La spalla fa ancora un po' male, ma della spalla di Fabio non si deve parlare più. L’ha detto Uccio, il team manager di Pertamina Enduro VR46 scherzando ai microfoni di Sky, ma Fabio Di Giannantonio sembra averlo preso alla lettera. “Sto bene, devo solo lavorare” è la frase che il pilota romano ripete più spesso dopo essere tornato in sella alla sua Desmosedici GP 25 solo a Buriram e dopo aver dovuto saltare praticamente tutti i test invernali in seguito alla caduta nel finale del Day 1 di Sepang. L’ha ripetuto anche dopo il fine settimana in Argentina che lui stesso ha definito “super”, salvo poi ammettere, ricorrendo alla più classica delle definizioni romane, che “gli rode”. Perché è vero che la quinta piazza nel GP della domenica è un risultato per il quale avrebbe messo la firma appena qualche settimana fa, quando era ancora alle prese con i postumi dell’intervento chirurgico, ma è vero pure che il feeling con la nuova moto e con la rinnovata squadra gli fa immaginare scenari ben differenti rispetto a una top 5.

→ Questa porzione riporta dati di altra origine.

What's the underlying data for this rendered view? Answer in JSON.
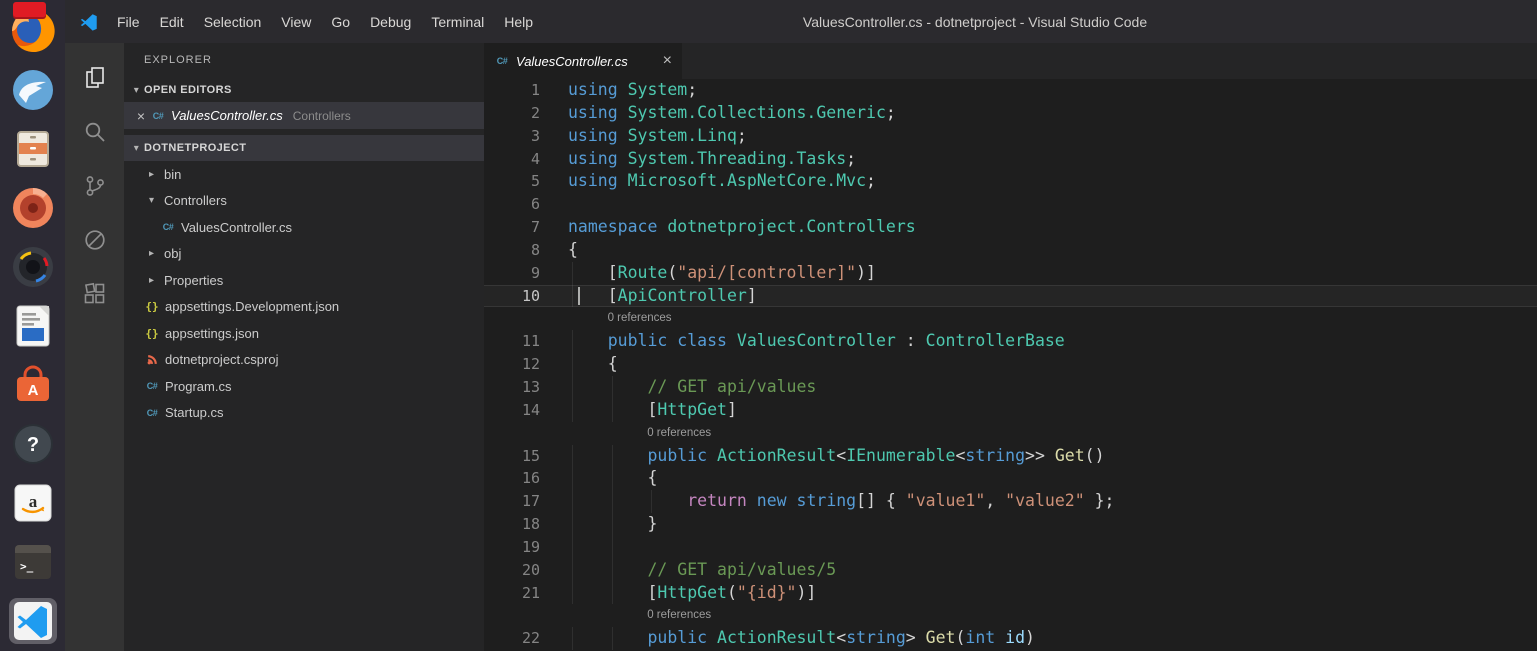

E’ una buona notizia per lui, è una buona notizia per la squadra e, forse, non è una buona notizia solo per Pecco Bagnaia, che oltre a inseguire gli imprendibili fratelli Marquez, ora dovrà anche guardarsi le spalle dai due della VR46: uno, Franco Morbidelli, sulla sua vecchia moto e l’altro, Fabio Di Giannantonio, su una moto identica a quella che il 63 guida adesso. Ma attenzione: perchè sono sì avversari, Pecco e Diggia, però hanno stili di guida molto simili e possono suonarsi la sveglia a vicenda, non solo provando a battersi, ma anche per capire davvero quanto la nuova Desmosedici che piace così tanto a Marc Marquez sia effettivamente adatta a due che, invece, hanno nella frenata il loro punto di forza e preferiscono un posteriore meno ballerino. Questioni su cui magari i due, insieme agli ingegneri della Ducati, si staranno già confrontando, con Fabio Di Giannantonio che, però, preferisce puntare tutto sul presente e parlare di se stesso piuttosto che della moto.

Il motivo? Non ha ancora capito se essere contento o meno per come è andata in Argentina. “In linea di massima sono super felice – ha detto – ma la verità è che mi rode pure. Ero veloce come i migliori, ma ho perso un sacco di tempo”. Il riferimento non è solo ai giri fatti dietro a quel Brad Binder che lo stesso Diggia ha definito “l’insuperabile”, ma anche a qualche errore di troppo che lo ha costretto a bagarrare nel mezzo con tutto quello che significa in termini di surriscaldamento della gomma. “La gara di oggi è stata piena di azione: ho fatto una partenza fantastica, ma poi ho faticato un po’ con la gomma anteriore a causa della temperatura, peccando di concentrazione, visto che ho anche lasciato attivo l’abbassatore in Curva 6. Volevo un podio oggi”.
Lo voleva al punto di prendere anche il rischio di schierarsi in griglia con una gomma diversa rispetto a quella dei top rider. “Correre optando per la mescola soft è stato figo – ha concluso - avevo preso questa decisione già sabato. Certo, ne avevamo parlato con gli ingegneri e effettivamente tutti avevamo un po’ paura perché è stato un gran rischio, ma io ero convinto di poterla portare fino al traguardo. Ci siamo arrivati e anche in un’ottima posizione, ma poteva andare meglio”.